This case study explains one of the propaganda technologies used to manipulate public opinion.

Vuima juodas PR_200pxAs early as 2005 a Russian communication expert Антон Вуйма published a book on various unethical communication technologies and described a virtual concept (виртуальное понятие) as:

Каждое виртуальное понятие имеет у людей определенный типовой набор шаблонов. Эти шаблоны различаются в зависимости от государств и социальных групп. Новую модификацию понятия люди пытаются присоединить к одному из типовых шаблонов. В каждом шаблоне естественно есть место для переменных. При помощи PR можно попытаться создать новый шаблон или модифицировать какой-либо старый.
Создавая новые шаблоны можно получать неожиданные возможности, от новых схем получения собственности, до получения контроля над значительными группами людей и даже государствами. Естественно всё это будет юридически безупречно.
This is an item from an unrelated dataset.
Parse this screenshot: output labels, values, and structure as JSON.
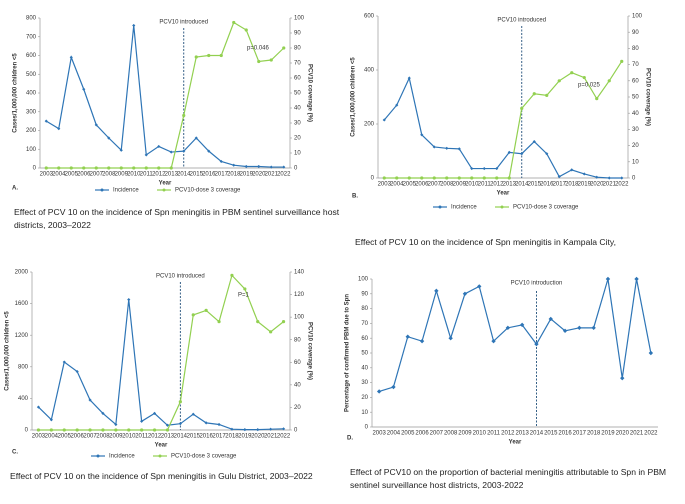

It is very likely, that we have a real case of a such technology in action today in Lithuania.

Basic facts

A few weeks ago (mid of November) one of the participants in the tender to provide armoured vehicles for the Lithuanian army – Patria – started publishing local press releases (via PR agency, local affiliate of H&K network) on its participation and proposal details:

BNS_SC_Patria

An initial stage was quite a success and serious concerns about transparency of the tender were publicly expressed.

On December 1st, a Kremlin-related portal ekspertai.eu re-published an article from another unethical medium (laisvaslaikrastis.lt), which was based on “Patria” press release information and supplemented with an aggressive headline on potential corruption allegations:

ekspertai.eu_šarvuočiai

On December 7st, a defence journalist Vaidas Saldžiūnas published an anti-Patria and pro-Boxer commentary in the leading news portal delfi.lt, where this article was presented as a proof on strange origins of Patria proposal:

Saldžiūnas_Patria

How it works?

A.Vuima describes such a technology as a change of virtual concept:

  1. An original idea is perceived according to it’s original circumstances.
  2. A manipulator needs to provide a new “envelope”, which would provide a completely new environment for the initial content.
  3. The target audience will change it’s perception according to the new “envelope”, though the contents remained the same

That’s the Patria case in Lithuania:

  1. Nobody notices original press releases.
  2. A manipulator (competitors?) has achieved Patria’s initial publicity in Kremlin-related media.
  3. The target audience judges Patria’s content as Kremlin-related or Kremlin-supported.
  4. The Lithuanian army will have nothing with anything Kremlin-related.